Ауг: Общество, безусловно, изменилось. Потому что я со своей мамой никогда не могла говорить о сексе спокойно. А мы с моей дочерью садимся и говорим об этом по-девчоночьи.

Колокольников: Это прекрасно. Это счастье.

Денисова: Следующая фраза из фильма. «Проститутка – это белый флаг для мужчины».

Колокольников: (смеется) Это ты говорила?

Ауг: (смеется) Я такого не говорила!

Колокольников: Так в чем вопрос?

Денисова: Про отношение к проституткам и с ними.

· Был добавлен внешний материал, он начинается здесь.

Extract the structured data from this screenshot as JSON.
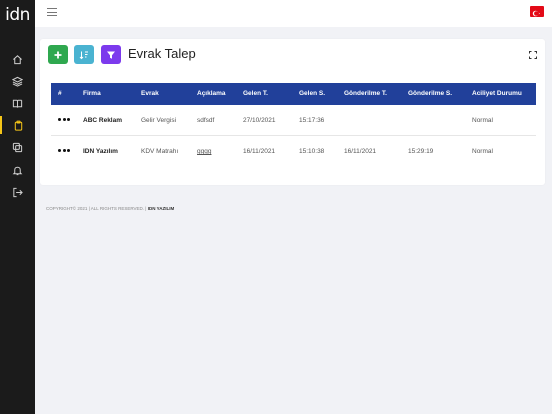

Колокольников: Я с этим миром плохо знаком. Был бы хорошо знаком – не скрывал бы. Сексуальных контактов с проститутками у меня никогда не было. А вообще в отношении проституток у меня двойственное чувство: во-первых, слово «проститутка» мне кажется оскорбительным. Вот я еду где-то в провинции, вижу, молодая девка стоит – страшно на самом деле. Мне жалко ее становится. Хотя по-разному бывает, кому-то из женщин это нравится. Одну такую я знал, она не проституткой была, она в порнухе снималась. Это другая тема, которая для меня вообще непонятна. В Америке порнография – серьезнейшая индустрия. Представьте: фестиваль, ведущая: «А сейчас наши две звезды будут в эфире, встречайте!» И они в прямом эфире начинают  цензура , она подходит с микрофоном, что-то спрашивает. Это другая культура: в Америке они умеют делать так, чтобы это не выглядело отвратительно. Поскольку русская порнуха всегда отвратительна.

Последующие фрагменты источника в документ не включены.